Tous les maîtres de spiritualité rappellent la nécessité d’un combat spirituel contre soi-même et contre les tendances qui demeurent en chacun de nous, même après une sincère conversion. Il faut lutter jusqu’à la mort : « Je dois travailler pour abattre ce “moi” puissant qui se lève à chaque instant en moi voulant régner. Grâce à la grâce, je le sens déjà faible et facile à se rendre, mais je voudrais le tuer et l’enterrer très profondément.
« En vérité, c’est notre pire ennemi pour la perfection, ce “moi” dans son amour-propre, ses goûts et ses commodités : une fois vaincu, il est notre place forte et alors ce Jésus aussi sera tout à nous, Lui qui n’entre pas là où il y a d’autres hôtes. Alors sera nôtre l’Esprit Saint qui ne fait ses nids que dans la solitude d’une âme pure. Alors les regards du Père reposeront sur la demeure paisible et tranquille où Il verra se refléter Son image divine. Ô délicieux vide, vide complet qui enveloppe tout un Dieu ! Ô solitude et bienheureuse quiétude, bénie remise totale de la créature au Créateur ! Ô vraie pauvreté spirituelle parfaite dans laquelle l’âme n’a rien d’elle-même et ce qu’elle renferme du Seigneur, elle ne se l’approprie pas, mais, humiliée et reconnaissante, le rend au Maître éternel de toutes choses ! Bienheureux les pauvres en esprit, car par cette pauvreté elle possède le ciel dès la terre, puisqu’elle possède Dieu Lui-même ». (Diario T. 10, p. 7-8, septiembre 5, 1897).

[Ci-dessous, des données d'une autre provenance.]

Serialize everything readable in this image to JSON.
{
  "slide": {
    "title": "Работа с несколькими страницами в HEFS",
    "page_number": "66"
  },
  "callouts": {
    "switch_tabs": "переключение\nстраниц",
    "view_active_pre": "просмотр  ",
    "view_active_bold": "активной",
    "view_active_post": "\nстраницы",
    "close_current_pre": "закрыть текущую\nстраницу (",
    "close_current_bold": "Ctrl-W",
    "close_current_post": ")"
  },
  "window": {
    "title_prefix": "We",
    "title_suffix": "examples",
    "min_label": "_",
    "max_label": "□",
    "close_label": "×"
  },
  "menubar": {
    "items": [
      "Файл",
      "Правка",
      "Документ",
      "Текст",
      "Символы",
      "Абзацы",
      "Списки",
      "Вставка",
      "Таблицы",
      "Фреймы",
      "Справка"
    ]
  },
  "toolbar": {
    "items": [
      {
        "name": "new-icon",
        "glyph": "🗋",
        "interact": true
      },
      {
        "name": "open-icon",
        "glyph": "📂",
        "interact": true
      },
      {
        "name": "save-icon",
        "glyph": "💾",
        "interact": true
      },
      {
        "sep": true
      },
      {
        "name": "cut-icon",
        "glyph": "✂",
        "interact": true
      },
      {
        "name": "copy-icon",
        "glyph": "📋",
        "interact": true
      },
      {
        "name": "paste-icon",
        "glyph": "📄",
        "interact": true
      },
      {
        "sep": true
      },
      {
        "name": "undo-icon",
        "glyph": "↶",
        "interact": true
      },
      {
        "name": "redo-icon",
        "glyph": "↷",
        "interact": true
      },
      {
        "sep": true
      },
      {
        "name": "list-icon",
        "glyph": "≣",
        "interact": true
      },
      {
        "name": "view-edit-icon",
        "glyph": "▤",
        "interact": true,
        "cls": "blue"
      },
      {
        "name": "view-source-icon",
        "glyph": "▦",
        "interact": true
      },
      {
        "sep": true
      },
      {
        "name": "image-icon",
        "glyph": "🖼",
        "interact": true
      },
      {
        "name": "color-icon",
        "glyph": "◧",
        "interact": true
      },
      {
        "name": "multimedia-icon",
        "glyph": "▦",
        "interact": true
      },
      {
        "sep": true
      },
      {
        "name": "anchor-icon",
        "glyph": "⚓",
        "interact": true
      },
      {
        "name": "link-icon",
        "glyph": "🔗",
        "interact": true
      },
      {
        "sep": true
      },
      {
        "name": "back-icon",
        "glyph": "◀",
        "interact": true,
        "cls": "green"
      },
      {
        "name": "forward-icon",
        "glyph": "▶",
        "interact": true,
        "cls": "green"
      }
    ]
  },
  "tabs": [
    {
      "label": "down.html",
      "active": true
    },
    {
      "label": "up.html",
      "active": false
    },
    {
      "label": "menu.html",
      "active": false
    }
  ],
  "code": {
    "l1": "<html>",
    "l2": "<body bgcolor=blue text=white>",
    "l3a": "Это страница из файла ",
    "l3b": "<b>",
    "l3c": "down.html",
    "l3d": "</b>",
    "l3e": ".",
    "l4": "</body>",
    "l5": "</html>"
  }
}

On peut remarquer deux choses dans ce texte : la doctrine de la Croix est toujours présentée en référence à l’Esprit Saint et dans l’esprit des béatitudes.

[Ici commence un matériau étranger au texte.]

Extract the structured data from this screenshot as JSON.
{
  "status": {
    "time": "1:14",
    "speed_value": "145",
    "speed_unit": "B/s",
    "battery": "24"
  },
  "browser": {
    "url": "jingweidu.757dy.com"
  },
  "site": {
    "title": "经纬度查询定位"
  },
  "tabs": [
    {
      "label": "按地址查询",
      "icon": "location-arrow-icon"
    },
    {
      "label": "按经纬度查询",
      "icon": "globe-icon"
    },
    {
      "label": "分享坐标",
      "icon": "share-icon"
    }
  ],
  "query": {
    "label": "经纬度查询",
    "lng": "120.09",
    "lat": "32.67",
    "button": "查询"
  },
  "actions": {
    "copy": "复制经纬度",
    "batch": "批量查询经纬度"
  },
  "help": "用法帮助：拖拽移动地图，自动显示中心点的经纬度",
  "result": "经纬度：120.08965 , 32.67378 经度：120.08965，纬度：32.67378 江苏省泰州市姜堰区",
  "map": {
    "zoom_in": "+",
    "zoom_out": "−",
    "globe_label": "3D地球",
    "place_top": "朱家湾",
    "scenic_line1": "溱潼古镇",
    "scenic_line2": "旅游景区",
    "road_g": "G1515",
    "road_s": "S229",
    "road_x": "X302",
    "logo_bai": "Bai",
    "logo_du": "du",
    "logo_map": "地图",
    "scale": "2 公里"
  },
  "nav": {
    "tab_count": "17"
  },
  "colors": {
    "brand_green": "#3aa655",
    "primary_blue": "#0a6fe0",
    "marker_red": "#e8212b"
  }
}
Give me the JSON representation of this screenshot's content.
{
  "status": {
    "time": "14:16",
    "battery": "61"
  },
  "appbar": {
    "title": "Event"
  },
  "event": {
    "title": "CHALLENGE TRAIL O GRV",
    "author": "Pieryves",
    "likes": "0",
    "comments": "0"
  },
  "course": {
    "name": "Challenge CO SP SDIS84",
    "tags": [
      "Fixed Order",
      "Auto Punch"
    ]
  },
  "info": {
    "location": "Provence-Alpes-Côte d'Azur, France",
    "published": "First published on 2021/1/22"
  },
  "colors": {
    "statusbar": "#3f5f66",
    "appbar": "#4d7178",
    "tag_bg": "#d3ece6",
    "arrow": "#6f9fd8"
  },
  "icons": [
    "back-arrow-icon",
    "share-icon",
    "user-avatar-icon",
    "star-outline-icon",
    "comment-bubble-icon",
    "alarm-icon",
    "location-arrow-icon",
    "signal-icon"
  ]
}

Dans l’homme pécheur, la purification de tout l’être humain prépare l’union divine. Les Pères du désert formaient leurs néophytes à la pureté totale pour les acheminer vers la contemplation divine. Ainsi prend tout son sens la « pureté spirituelle parfaite ».
« La pureté spirituelle parfaite est non seulement la propreté du corps et de l’intelligence, mais l’épuration de toute affection et de tout effet moins purs. Tel est le degré le plus sublime de cette vertu divine : c’est ce qui rapproche le plus de la pureté angélique, c’est-à-dire de la ressemblance avec Dieu. La pureté est le reflet de Dieu. La pureté en Dieu est innée parce que Dieu est Pureté. Dieu est un cristal sans tache, et ce n’est rien de moins que dans cette transparence divine (je comprends cela sans pouvoir l’expliquer) que se voit reflétée l’image de la Très Sainte Trinité.
« Dieu est lumière… Dieu est clarté… Dieu est propreté. L’essence de Dieu est, je le répète, la Pureté, parce que la pureté est l’essence de la lumière, de la clarté, de la propreté. Là où il y a pureté, là est le reflet de Dieu, c’est-à-dire la sainteté. De ce foyer d’éternelle pureté, Dieu, jaillit la lumière, la clarté, la propreté angélique ; et ce n’est pas la pureté qui jaillit de la lumière, mais la lumière qui jaillit de la Pureté : c’est pourquoi dans les âmes pures se trouve la lumière de l’Esprit Saint ». (Diario T. 8, p. 162-163, diciembre 19, 1896).